Is Development the Price of 1.5°c and Net Zero for 2050?

The 2050 Global Target Framework needs to be reformulated and supplemented by Hard Intermediate Targets.  And two global fiscal instruments are needed—neither of which is a carbon tax—to secure an efficient global strategy to deliver it.

Pub. Date
03 November, 2022
Pub.

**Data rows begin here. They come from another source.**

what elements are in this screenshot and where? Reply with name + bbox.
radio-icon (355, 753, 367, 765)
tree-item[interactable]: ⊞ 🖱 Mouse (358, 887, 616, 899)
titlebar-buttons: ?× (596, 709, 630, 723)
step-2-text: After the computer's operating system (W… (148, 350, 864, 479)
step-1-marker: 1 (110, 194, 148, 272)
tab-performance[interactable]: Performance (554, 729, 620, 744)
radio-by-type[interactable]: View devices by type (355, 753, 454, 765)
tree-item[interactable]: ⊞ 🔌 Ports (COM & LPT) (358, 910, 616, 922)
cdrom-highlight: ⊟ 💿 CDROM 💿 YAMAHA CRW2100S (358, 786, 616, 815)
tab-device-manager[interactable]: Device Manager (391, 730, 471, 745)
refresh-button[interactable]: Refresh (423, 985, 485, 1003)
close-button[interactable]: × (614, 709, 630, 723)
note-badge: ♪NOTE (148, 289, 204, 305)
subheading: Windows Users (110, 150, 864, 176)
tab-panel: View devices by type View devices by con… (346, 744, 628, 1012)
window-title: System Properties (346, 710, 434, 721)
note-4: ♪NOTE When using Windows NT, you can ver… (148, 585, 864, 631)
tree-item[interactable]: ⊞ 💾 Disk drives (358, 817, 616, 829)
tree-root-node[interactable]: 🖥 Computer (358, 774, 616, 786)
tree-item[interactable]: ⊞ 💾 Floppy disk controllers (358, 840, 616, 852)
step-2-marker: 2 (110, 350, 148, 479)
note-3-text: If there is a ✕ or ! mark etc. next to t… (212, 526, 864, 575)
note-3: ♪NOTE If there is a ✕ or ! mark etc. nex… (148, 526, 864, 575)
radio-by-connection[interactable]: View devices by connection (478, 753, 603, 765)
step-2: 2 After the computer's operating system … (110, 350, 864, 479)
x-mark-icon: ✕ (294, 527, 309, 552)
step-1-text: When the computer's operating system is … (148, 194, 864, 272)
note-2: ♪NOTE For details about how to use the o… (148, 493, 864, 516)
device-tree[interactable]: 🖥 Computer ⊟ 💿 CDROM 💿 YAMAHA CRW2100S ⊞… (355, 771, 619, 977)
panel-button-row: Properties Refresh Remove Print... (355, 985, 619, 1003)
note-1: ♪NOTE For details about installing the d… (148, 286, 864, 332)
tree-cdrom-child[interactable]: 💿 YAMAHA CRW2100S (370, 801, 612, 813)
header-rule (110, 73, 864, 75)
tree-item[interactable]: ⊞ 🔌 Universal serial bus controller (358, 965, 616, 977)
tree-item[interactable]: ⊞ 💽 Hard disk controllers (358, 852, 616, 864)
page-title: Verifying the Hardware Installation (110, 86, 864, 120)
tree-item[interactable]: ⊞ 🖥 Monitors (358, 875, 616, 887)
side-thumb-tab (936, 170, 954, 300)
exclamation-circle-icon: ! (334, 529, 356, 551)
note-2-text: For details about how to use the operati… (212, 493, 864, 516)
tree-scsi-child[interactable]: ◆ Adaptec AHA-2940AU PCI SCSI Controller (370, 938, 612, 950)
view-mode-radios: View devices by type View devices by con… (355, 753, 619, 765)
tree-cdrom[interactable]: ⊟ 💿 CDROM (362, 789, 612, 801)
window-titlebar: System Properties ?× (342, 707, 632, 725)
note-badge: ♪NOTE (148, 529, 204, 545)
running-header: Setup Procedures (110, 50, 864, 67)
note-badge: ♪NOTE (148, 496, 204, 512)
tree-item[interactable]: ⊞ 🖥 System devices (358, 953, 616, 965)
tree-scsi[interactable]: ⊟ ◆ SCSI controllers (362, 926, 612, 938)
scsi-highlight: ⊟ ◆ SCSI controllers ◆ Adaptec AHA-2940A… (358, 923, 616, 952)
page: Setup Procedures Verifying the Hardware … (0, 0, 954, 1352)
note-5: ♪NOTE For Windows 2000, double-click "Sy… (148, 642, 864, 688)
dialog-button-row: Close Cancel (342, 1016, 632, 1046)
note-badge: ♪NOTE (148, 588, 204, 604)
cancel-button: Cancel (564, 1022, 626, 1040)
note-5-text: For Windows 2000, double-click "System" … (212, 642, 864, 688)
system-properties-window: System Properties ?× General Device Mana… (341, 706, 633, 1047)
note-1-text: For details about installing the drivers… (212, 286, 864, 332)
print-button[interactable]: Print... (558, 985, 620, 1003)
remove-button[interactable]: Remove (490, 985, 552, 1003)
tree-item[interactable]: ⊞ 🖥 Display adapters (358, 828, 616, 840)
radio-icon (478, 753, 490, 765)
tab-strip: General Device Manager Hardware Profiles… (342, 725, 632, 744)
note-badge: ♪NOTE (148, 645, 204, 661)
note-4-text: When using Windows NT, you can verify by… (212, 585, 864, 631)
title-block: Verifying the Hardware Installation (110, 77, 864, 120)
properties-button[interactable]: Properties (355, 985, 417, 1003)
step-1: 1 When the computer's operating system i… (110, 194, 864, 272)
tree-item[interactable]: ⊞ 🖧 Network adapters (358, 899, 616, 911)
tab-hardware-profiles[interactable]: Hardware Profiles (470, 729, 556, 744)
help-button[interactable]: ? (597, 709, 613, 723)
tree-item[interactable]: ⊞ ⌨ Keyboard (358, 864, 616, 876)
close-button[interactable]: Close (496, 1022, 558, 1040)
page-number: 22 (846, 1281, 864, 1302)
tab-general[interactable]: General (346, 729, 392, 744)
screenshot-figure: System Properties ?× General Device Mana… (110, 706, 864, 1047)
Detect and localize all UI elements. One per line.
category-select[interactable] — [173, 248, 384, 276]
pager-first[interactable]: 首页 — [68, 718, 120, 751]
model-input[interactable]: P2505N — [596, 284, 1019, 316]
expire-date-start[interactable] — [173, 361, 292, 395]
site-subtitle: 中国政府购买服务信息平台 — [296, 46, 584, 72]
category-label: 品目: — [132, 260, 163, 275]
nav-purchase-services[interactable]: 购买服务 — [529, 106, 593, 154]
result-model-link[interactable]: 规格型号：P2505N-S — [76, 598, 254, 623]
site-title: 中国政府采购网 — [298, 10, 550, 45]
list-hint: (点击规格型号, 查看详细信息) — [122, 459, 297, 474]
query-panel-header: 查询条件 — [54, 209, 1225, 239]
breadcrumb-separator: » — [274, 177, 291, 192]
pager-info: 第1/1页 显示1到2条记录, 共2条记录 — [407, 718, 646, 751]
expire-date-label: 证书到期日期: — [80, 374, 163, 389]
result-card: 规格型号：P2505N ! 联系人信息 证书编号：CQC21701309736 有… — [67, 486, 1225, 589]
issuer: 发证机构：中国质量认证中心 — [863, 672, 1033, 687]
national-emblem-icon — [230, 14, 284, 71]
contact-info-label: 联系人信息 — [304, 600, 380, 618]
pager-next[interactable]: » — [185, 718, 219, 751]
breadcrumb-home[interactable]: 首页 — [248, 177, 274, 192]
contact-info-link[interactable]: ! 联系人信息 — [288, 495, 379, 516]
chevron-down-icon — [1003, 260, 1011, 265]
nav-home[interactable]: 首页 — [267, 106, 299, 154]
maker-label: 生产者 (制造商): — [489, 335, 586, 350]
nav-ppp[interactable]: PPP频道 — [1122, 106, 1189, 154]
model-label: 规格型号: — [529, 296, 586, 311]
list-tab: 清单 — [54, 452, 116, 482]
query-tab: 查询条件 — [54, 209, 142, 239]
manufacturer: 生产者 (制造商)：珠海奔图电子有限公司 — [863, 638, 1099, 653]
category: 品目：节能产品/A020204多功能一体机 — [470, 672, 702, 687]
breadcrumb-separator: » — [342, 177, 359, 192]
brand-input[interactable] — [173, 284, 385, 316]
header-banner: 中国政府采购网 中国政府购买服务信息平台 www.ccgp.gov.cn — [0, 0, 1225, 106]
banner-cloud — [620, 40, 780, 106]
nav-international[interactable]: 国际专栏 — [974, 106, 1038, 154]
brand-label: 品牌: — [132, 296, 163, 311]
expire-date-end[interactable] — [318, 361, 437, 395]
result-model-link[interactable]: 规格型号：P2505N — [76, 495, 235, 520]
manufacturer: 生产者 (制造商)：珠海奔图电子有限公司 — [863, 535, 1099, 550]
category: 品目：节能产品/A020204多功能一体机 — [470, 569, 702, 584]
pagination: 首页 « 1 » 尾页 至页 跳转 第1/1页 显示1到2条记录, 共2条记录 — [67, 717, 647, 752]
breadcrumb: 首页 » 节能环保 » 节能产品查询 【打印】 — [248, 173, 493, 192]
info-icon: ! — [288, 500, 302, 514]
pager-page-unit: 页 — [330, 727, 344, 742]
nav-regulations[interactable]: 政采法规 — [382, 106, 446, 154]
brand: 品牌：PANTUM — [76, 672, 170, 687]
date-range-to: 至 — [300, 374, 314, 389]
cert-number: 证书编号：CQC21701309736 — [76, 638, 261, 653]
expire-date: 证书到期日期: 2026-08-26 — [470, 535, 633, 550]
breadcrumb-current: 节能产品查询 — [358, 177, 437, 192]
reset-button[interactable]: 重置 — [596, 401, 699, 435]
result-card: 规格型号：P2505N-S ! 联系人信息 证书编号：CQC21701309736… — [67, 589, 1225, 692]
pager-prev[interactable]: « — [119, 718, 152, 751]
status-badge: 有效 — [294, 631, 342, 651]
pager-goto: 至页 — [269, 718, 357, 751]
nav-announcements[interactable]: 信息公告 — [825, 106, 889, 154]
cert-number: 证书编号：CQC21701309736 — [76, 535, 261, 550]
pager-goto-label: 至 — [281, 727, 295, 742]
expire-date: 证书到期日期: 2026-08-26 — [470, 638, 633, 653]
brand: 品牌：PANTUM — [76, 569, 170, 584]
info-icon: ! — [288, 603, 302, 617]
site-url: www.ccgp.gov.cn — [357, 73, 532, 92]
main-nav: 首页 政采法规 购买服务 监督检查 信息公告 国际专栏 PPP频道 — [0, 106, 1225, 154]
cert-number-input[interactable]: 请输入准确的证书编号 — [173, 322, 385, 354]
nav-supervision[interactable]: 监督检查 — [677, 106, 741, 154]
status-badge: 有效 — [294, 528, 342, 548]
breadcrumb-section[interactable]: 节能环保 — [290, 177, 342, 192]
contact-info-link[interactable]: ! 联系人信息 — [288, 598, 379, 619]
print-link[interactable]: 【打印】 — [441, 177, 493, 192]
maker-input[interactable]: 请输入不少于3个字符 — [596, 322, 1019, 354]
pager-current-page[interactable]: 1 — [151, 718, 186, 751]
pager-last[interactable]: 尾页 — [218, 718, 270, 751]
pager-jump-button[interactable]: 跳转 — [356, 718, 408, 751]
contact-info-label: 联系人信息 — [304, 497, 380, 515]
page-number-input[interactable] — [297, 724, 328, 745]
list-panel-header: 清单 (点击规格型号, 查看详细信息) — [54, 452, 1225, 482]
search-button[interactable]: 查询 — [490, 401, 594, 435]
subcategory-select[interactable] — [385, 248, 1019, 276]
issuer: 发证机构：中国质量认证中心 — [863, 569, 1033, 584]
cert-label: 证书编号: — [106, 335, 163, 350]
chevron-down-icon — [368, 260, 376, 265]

Type

Main points

  • To implement a Pigovian strategy on global warming, by freeing ROW* entirely of any temperature obligations on its activity until it has secured income per capita parity with OECD;
  • That accordingly the headline target be changed from 1.5°c and net zero for all by 2050 to net recapture by the Global Emissions Core at least by 2045, and to an undated cap of 1.5°c;
  • To set intermediate annual aggregate Performance Criteria paths for the OECD aggregate and the 200 Plus aggregate to deliver these targets, defined on their respective emissions intensity of output, with adjusters for emissions shifting to and efficiencies by ROW, and indicative Performance Criteria for 2026 onwards;
  • That enforcement should focus on the least emissions-efficient members of OECD and 200 Plus respectively—in the first instance by naming and shaming them;
  • To establish an Emissions Inefficiency Tariff to be applied as necessary to OECD and 200 Plus so as to drive delivery of the Pigovian Strategy;
  • For a recurring (as needed) tax on global billionaires strictly hypothecated to finance expenditure on global scale emissions recapture by a Global Recapture Fund;
  • To activate the EIT contingent on breaches of the Performance Criteria, to pre-announce such activation, and to activate the Global Recapture Fund immediately;
  • That ROW, perhaps catalyzed by the African Union, assert this case for a Pigovian Strategy on global warming in upcoming COPs and in all international fora.

* ROW is all small developing countries, thus excluding the Global Emissions Core—namely the OECD and 200 Plus, the large-carbon-emitting emerging markets.